Dutzende Teenager leiden unter Erbrechen und Durchfall

Rätselhafte Krankheitsfälle im Jugendcamp: So erlebten die Schüler die Nacht

19. September 2019 - 22:59 Uhr

Vorfall im "Jugendcamp Grömitz": 45 Jugendliche, 2 Betreuer betroffen

Im "Jugendcamp Grömitz" am Ostseestrand in Schleswig-Holstein nördlich von Lübeck mussten am Mittwochabend dutzende Jugendliche und zwei Lehrer wegen starken Magenbeschwerden medizinisch versorgt werden. Aus Kapazitätsgründen wurden die Schüler zunächst in einem temporären Feldlazarett auf dem Gelände versorgt. Wie die Schüler die Nacht erlebten - in unserem Video.

Die ersten Schüler dürfen nach Hause

Schüler werden aus dem Jugendcamp Grömitz abgeholt.
Die ersten Schüler werden mit einem Reisebus aus dem Jugendcamp Grömitz abgeholt.
© RTL

Am Donnerstagmittag hat sich die Situation wieder etwas entspannt: Keiner der Betroffenen ist schwer erkrankt und die Beschwerden haben sich stabilisiert. Der Fachdienst Gesundheit baut bereits die temporären Zelte ab. Einige betroffene Kinder wurden von ihren Eltern oder mit einem Reisebus abgeholt. "Von den 45 Betroffenen sind nur noch vier in Behandlung", so der stellvertretende Fachdienstleiter Kreis Ostholstein. Die Ursache der Erkrankungen ist weiter unbekannt - die Ergebnisse der Proben sind erst in den nächsten Tagen zu erwarten.
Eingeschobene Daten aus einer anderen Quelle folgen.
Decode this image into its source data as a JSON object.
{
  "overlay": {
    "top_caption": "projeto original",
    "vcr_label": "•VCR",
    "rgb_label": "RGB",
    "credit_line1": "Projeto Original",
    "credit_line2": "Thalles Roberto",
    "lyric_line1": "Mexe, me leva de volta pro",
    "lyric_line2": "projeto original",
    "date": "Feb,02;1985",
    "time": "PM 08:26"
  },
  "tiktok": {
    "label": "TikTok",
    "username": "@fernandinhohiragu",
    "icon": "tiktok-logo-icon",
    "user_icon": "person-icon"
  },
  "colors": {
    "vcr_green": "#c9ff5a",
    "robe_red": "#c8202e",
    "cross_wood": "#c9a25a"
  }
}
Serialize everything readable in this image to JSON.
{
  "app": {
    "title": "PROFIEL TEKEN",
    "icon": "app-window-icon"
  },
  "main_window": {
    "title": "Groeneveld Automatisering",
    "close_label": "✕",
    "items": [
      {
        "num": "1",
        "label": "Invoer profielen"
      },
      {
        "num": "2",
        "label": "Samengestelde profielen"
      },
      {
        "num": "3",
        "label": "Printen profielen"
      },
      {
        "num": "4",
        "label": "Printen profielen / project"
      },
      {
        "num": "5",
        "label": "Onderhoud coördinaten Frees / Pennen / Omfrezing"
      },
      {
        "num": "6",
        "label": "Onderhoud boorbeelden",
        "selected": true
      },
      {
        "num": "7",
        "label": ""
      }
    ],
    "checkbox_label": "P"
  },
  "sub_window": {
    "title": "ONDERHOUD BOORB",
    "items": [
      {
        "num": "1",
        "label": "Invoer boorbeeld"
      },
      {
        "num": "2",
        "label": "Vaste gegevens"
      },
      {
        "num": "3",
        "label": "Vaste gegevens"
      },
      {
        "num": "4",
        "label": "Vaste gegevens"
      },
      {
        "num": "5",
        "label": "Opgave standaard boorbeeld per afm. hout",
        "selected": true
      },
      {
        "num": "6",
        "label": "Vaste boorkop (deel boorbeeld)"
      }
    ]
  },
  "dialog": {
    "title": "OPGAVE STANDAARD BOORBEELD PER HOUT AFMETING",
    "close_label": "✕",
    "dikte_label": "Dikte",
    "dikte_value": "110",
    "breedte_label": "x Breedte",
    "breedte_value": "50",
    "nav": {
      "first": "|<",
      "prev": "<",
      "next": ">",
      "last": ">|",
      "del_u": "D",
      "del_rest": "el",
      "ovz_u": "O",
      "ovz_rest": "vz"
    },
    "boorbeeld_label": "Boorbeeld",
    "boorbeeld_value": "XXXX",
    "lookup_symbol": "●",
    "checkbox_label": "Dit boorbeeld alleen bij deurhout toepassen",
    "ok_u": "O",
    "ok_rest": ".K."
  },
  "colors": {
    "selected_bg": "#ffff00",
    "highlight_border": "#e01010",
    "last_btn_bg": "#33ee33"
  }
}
200 Jugendliche im Zeltlager an der Ostsee

Was die Erkrankungswelle ausgelöst hat, ist noch unklar.
Was die Erkrankungswelle ausgelöst hat, ist noch unklar.
© DNF

Die Betroffenen klagten über schwere Magenprobleme inklusive häufigem Erbrechen, berichtet die Agentur DNF. 200 Jugendliche im Alter zwischen 12 und 17 Jahren seien derzeit in dem Zeltlager. Sie sollen aus dem Großraum Hannover stammen.

Was die Erkrankungswelle ausgelöst hat, ist noch unklar. Entnommene Proben wurden umgehend dem Gesundheitsamt übergeben, heißt es. Die Mitarbeiter seien noch in der Nacht angereist.

Rettungskräfte errichteten Feldlazarette

Die Einsatzkräfte errichteten mit Zelten ein temporäres Feldlazarett, in dem die Betroffenen versorgt wurden.
Die Einsatzkräfte errichteten mit Zelten ein temporäres Feldlazarett, in dem die Betroffenen versorgt wurden.
© DNF

Aus Kapazitätsgründen sollen die Erkrankten nicht in ein Krankenhaus gebracht worden sein. Stattdessen wurden sie auf dem Gelände isoliert, heißt es. "Wir versuchen, das hier abzuarbeiten, damit wir nicht unnötig die Kliniken im Kreis Ostholstein gefährden", erklärt der leitende Notarzt Dr. Philip Sauter vom Kreis Ostholstein.

Die Einsatzkräfte errichteten mit Zelten ein temporäres Feldlazarett, in dem die Betroffenen versorgt wurden. "Auf dem Gelände vom Jugendcamp wurden die betroffenen Personen getrennt.", so Sauter.

Zweiter Vorfall in der Gegend gemeldet

Aus Kapazitätsgründen sollen die Erkrankten nicht in ein Krankenhaus gebracht worden sein.
Aus Kapazitätsgründen sollen die Erkrankten nicht in ein Krankenhaus gebracht worden sein.
© DNF

Bürgermeister Mark Burmeister machte sich am Donnerstagmorgen ein Bild vor Ort: "Ich wurde aus einer Sitzung heraus alarmiert und bin sofort hierher geeilt", sagt Burmeister. Die Gemeinde hätte kurzfristig Räumlichkeiten gestellt für mögliche weitere Krankenstationen. 

Wenige Stunden später wurde ein zweiter Vorfall mit ähnlichen Symptomen gemeldet. Auch am Weißenhäuser Strand - etwa 30 Kilometer entfernt - klagten sechs Jugendliche über Magenbeschwerden. Dem leitenden Notarzt Dr. Philip Sauter zufolge, hatten die Schulklassen aus beiden Orten zuvor Kontakt miteinander.